"Everyone loves a good outing," wrote Kevin Naff, editor of the Washington Blade. These words, facetiously spoken midway through documentarian Kirby Dick's new film Outrage, encapsulate a societal predilection toward prying into the private affairs of public personalities, be they movie stars, musicians or politicians. Our tabloid culture loves to know who's doing who and where. But is this exposure--often made at the expense of one's privacy--a social imperative? In the case of closeted homosexual politicians who vote against gay issues, Dick would say yes.

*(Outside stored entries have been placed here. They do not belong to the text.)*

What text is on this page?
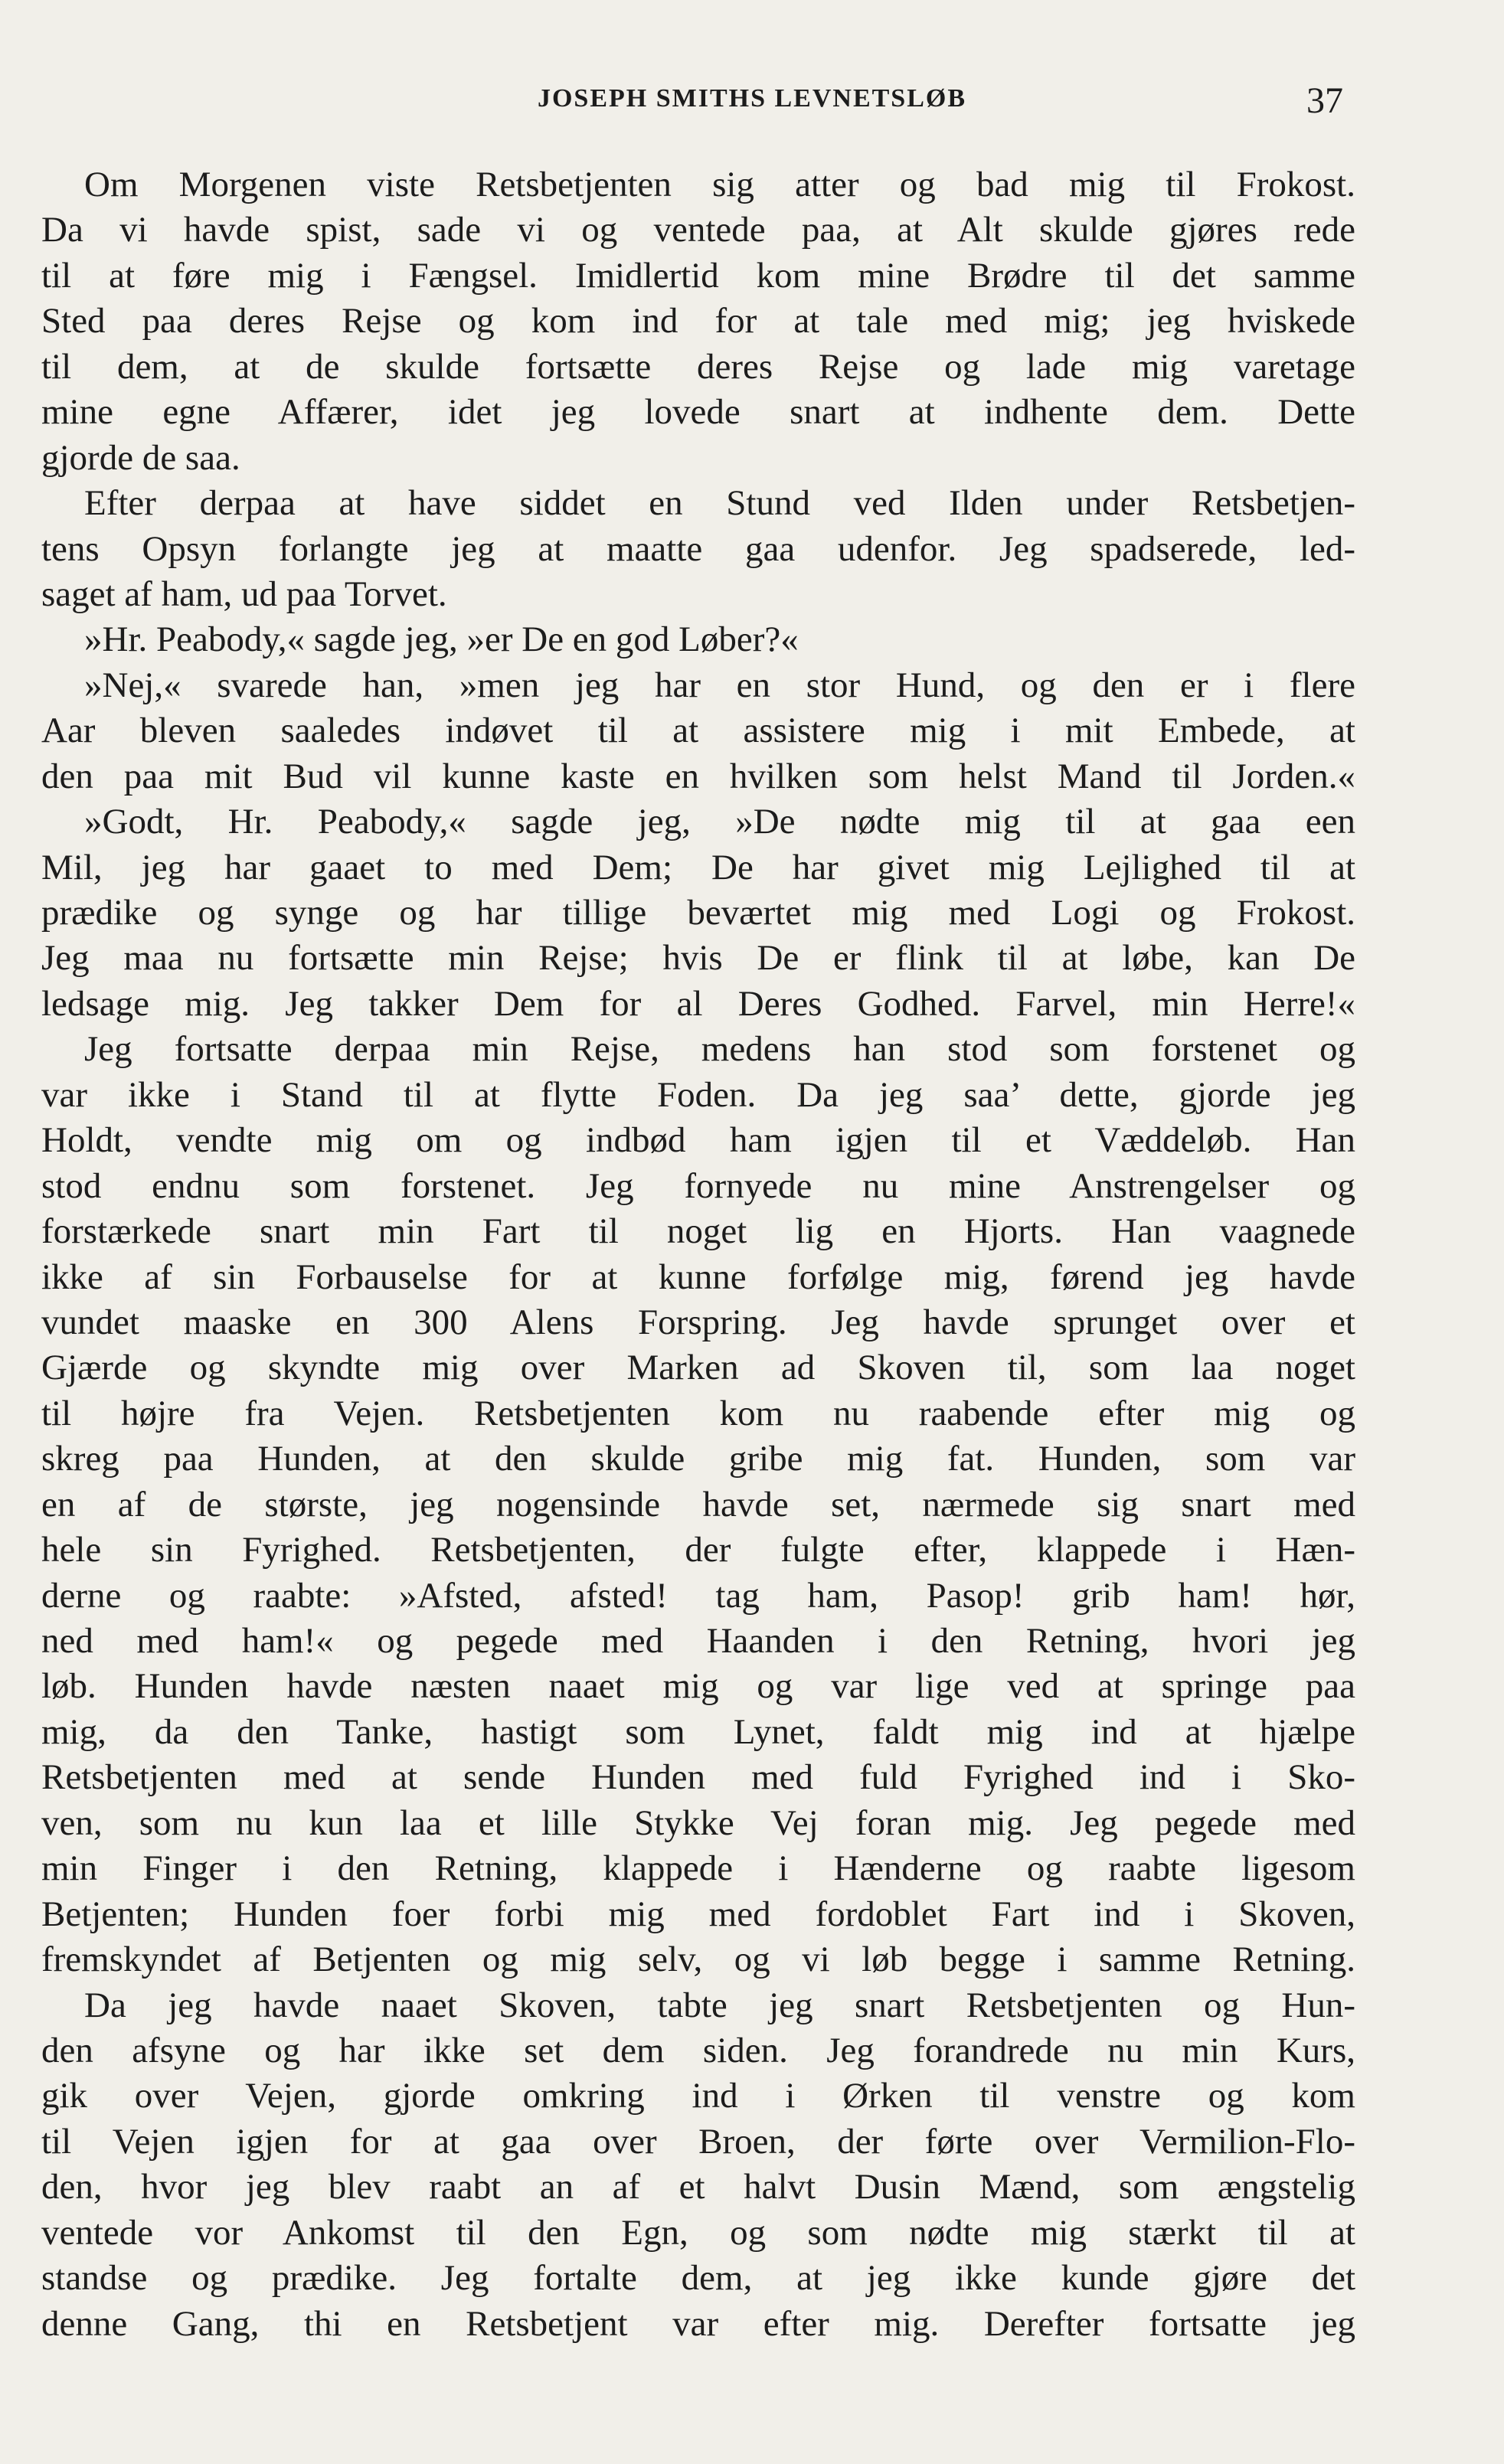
JOSEPH SMITHS LEVNETSLØB	37
Om Morgenen viste Retsbetjenten sig atter og bad mig til Frokost.
Da vi havde spist, sade vi og ventede paa, at Alt skulde gjøres rede
til at føre mig i Fængsel. Imidlertid kom mine Brødre til det samme
Sted paa deres Rejse og kom ind for at tale med mig; jeg hviskede
til dem, at de skulde fortsætte deres Rejse og lade mig varetage
mine egne Affærer, idet jeg lovede snart at indhente dem. Dette
gjorde de saa.
Efter derpaa at have siddet en Stund ved Ilden under Retsbetjen-
tens Opsyn forlangte jeg at maatte gaa udenfor. Jeg spadserede, led-
saget af ham, ud paa Torvet.
»Hr. Peabody,« sagde jeg, »er De en god Løber?«
»Nej,« svarede han, »men jeg har en stor Hund, og den er i flere
Aar bleven saaledes indøvet til at assistere mig i mit Embede, at
den paa mit Bud vil kunne kaste en hvilken som helst Mand til Jorden.«
»Godt, Hr. Peabody,« sagde jeg, »De nødte mig til at gaa een
Mil, jeg har gaaet to med Dem; De har givet mig Lejlighed til at
prædike og synge og har tillige beværtet mig med Logi og Frokost.
Jeg maa nu fortsætte min Rejse; hvis De er flink til at løbe, kan De
ledsage mig. Jeg takker Dem for al Deres Godhed. Farvel, min Herre!«
Jeg fortsatte derpaa min Rejse, medens han stod som forstenet og
var ikke i Stand til at flytte Foden. Da jeg saa’ dette, gjorde jeg
Holdt, vendte mig om og indbød ham igjen til et Væddeløb. Han
stod endnu som forstenet. Jeg fornyede nu mine Anstrengelser og
forstærkede snart min Fart til noget lig en Hjorts. Han vaagnede
ikke af sin Forbauselse for at kunne forfølge mig, førend jeg havde
vundet maaske en 300 Alens Forspring. Jeg havde sprunget over et
Gjærde og skyndte mig over Marken ad Skoven til, som laa noget
til højre fra Vejen. Retsbetjenten kom nu raabende efter mig og
skreg paa Hunden, at den skulde gribe mig fat. Hunden, som var
en af de største, jeg nogensinde havde set, nærmede sig snart med
hele sin Fyrighed. Retsbetjenten, der fulgte efter, klappede i Hæn-
derne og raabte: »Afsted, afsted! tag ham, Pasop! grib ham! hør,
ned med ham!« og pegede med Haanden i den Retning, hvori jeg
løb. Hunden havde næsten naaet mig og var lige ved at springe paa
mig, da den Tanke, hastigt som Lynet, faldt mig ind at hjælpe
Retsbetjenten med at sende Hunden med fuld Fyrighed ind i Sko-
ven, som nu kun laa et lille Stykke Vej foran mig. Jeg pegede med
min Finger i den Retning, klappede i Hænderne og raabte ligesom
Betjenten; Hunden foer forbi mig med fordoblet Fart ind i Skoven,
fremskyndet af Betjenten og mig selv, og vi løb begge i samme Retning.
Da jeg havde naaet Skoven, tabte jeg snart Retsbetjenten og Hun-
den afsyne og har ikke set dem siden. Jeg forandrede nu min Kurs,
gik over Vejen, gjorde omkring ind i Ørken til venstre og kom
til Vejen igjen for at gaa over Broen, der førte over Vermilion-Flo-
den, hvor jeg blev raabt an af et halvt Dusin Mænd, som ængstelig
ventede vor Ankomst til den Egn, og som nødte mig stærkt til at
standse og prædike. Jeg fortalte dem, at jeg ikke kunde gjøre det
denne Gang, thi en Retsbetjent var efter mig. Derefter fortsatte jeg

Outrage focuses largely on three politicians whose sexuality has recently been under public scrutiny: former New Jersey governor James McGreevey, current Florida governor Charlie Crist and Idaho's own infamous toe-tapper Larry Craig. Using interviews with influential journalists such as The Atlantic's Andrew Sullivan and radio host Michelangelo Signorile as well as gay politicians from both sides of the aisle such as Rep. Barney Frank, Rep. Tammy Baldwin and former Tempe, Ariz., mayor Neil Giuliano, the film seeks to expose the hypocrisy of policy-makers whose voting records seem in conflict with the lifestyle they secretly live. But the problem lies not just with those who actually cast the votes that ban gay marriage, AIDS funding and employment non-discrimination. Much of Washington, the film asserts, is part of a "brilliantly orchestrated conspiracy" that protects closeted lawmakers, political staffers and news personnel from scrutiny and exposure. While most of the allegations leveled during the film's 89-minute running time have already had significant media attention--belying the film's aim of outing duplicitous public figures--other speculative names arise that haven't been as dissected. In particular, Fox News anchor Shepherd Smith's sexuality is questioned, although without much evidence other than hearsay (while CNN's notoriously private Anderson Cooper goes unmentioned).

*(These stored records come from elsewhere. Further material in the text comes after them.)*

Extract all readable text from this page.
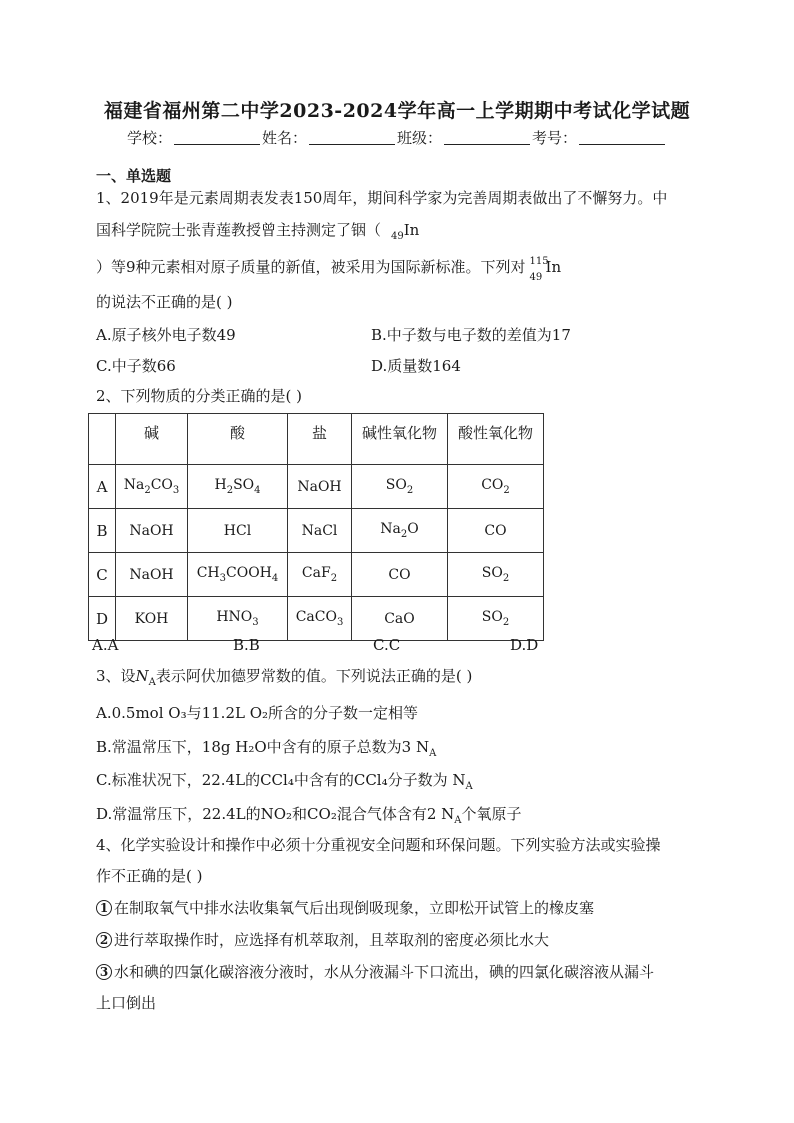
福建省福州第二中学2023-2024学年高一上学期期中考试化学试题
学校：	姓名：	班级：	考号：
一、单选题
1、2019年是元素周期表发表150周年，期间科学家为完善周期表做出了不懈努力。中
国科学院院士张青莲教授曾主持测定了铟（ $_{49}$In
）等9种元素相对原子质量的新值，被采用为国际新标准。下列对 115
49
In
的说法不正确的是( )
A.原子核外电子数49	B.中子数与电子数的差值为17
C.中子数66	D.质量数164
2、下列物质的分类正确的是( )
	碱	酸	盐	碱性氧化物	酸性氧化物
A	$Na_2CO_3$	$H_2SO_4$	NaOH	$SO_2$	$CO_2$
B	NaOH	HCl	NaCl	$Na_2O$	CO
C	NaOH	$CH_3COOH_4$	CaF$_2$	CO	$SO_2$
D	KOH	$HNO_3$	CaCO$_3$	CaO	$SO_2$
A.A	B.B	C.C	D.D
3、设$N_A$表示阿伏加德罗常数的值。下列说法正确的是( )
A.0.5mol O₃与11.2L O₂所含的分子数一定相等
B.常温常压下，18g H₂O中含有的原子总数为3 $N_A$
C.标准状况下，22.4L的CCl₄中含有的CCl₄分子数为 $N_A$
D.常温常压下，22.4L的NO₂和CO₂混合气体含有2 $N_A$个氧原子
4、化学实验设计和操作中必须十分重视安全问题和环保问题。下列实验方法或实验操
作不正确的是( )
1 在制取氧气中排水法收集氧气后出现倒吸现象，立即松开试管上的橡皮塞
2 进行萃取操作时，应选择有机萃取剂，且萃取剂的密度必须比水大
3 水和碘的四氯化碳溶液分液时，水从分液漏斗下口流出，碘的四氯化碳溶液从漏斗
上口倒出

The outing of public figures has been used as a political and social tool for discreditation and vengeance for centuries but, as in the early 20th century Eulenburg affair court-martials, it has been used to affect lawmaking and change political climate with the assumption that the exposure of prominent figures will lead to a change in voting patterns and normalize our societal view of the gay community. While some of those interviewed, such as former Log Cabin Republican field director Dan Gurley, express discomfort at the involuntary revelation of one's secret life, blogger Michael Rogers and several others celebrate this invasion, actively asking for incriminating information against hypocritical policy makers.

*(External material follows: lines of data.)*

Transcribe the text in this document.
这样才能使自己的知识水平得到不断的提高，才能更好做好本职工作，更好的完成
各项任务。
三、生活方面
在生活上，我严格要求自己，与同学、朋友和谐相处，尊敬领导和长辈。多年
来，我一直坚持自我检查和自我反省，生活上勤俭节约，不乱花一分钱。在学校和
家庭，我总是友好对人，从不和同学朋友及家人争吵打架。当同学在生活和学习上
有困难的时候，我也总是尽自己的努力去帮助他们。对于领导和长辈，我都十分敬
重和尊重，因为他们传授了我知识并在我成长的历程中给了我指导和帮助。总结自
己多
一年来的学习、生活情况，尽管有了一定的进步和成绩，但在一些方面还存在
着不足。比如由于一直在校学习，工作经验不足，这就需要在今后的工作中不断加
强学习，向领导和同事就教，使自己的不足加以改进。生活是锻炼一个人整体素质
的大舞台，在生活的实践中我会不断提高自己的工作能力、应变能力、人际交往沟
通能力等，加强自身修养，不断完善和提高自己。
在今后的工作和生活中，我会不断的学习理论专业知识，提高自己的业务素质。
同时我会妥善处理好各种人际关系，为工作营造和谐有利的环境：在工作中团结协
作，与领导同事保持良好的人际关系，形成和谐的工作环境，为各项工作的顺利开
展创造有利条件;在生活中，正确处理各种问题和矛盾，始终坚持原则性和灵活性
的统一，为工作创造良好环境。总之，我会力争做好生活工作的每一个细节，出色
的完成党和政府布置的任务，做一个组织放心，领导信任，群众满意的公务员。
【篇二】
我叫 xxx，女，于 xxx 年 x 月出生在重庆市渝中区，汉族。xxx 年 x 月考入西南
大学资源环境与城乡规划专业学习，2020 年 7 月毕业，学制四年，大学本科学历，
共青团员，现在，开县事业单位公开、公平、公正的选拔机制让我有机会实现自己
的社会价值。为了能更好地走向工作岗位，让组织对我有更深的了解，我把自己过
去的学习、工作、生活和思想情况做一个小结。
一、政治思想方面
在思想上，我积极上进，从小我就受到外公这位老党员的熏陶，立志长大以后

The explosive and controversial nature of Outrage has left many media outlets divided on how it should be discussed. Some news groups, such as CNN and NPR, have censored their reviews of the film, omitting many of the names brought forward, while many in the gay community are conflicted on the topic of outing as well. Although at its core, Outrage is concerned with gay rights, in many ways, the film pits two other very important rights against one another: the right to a reasonable expectation of privacy and the right of free speech. And it doesn't particularly resolve this issue. While marketing itself as a documentary, Kirby offers neither enough facts--ironically protecting the identities of some interviewees with backlighting and showing only portions of voting records--to support the concept nor fully discusses the ethics of exposure. Outrage has the appearance of a documentary, but in reality, it would better be categorized as an activist work. What the film does well is express both the shame and seeming necessity of living a hidden life and the freedom that comes from being open about who you are. We cannot progress as a species or a society if we live a lie. We grow as a political and social system through the exchange of ideas and diversity. At the same time, privacy is a valid necessity that should not be denied. While director Dick seems to have decided that one right supersedes the other, not every audience will concur that truth should and will always (win) out.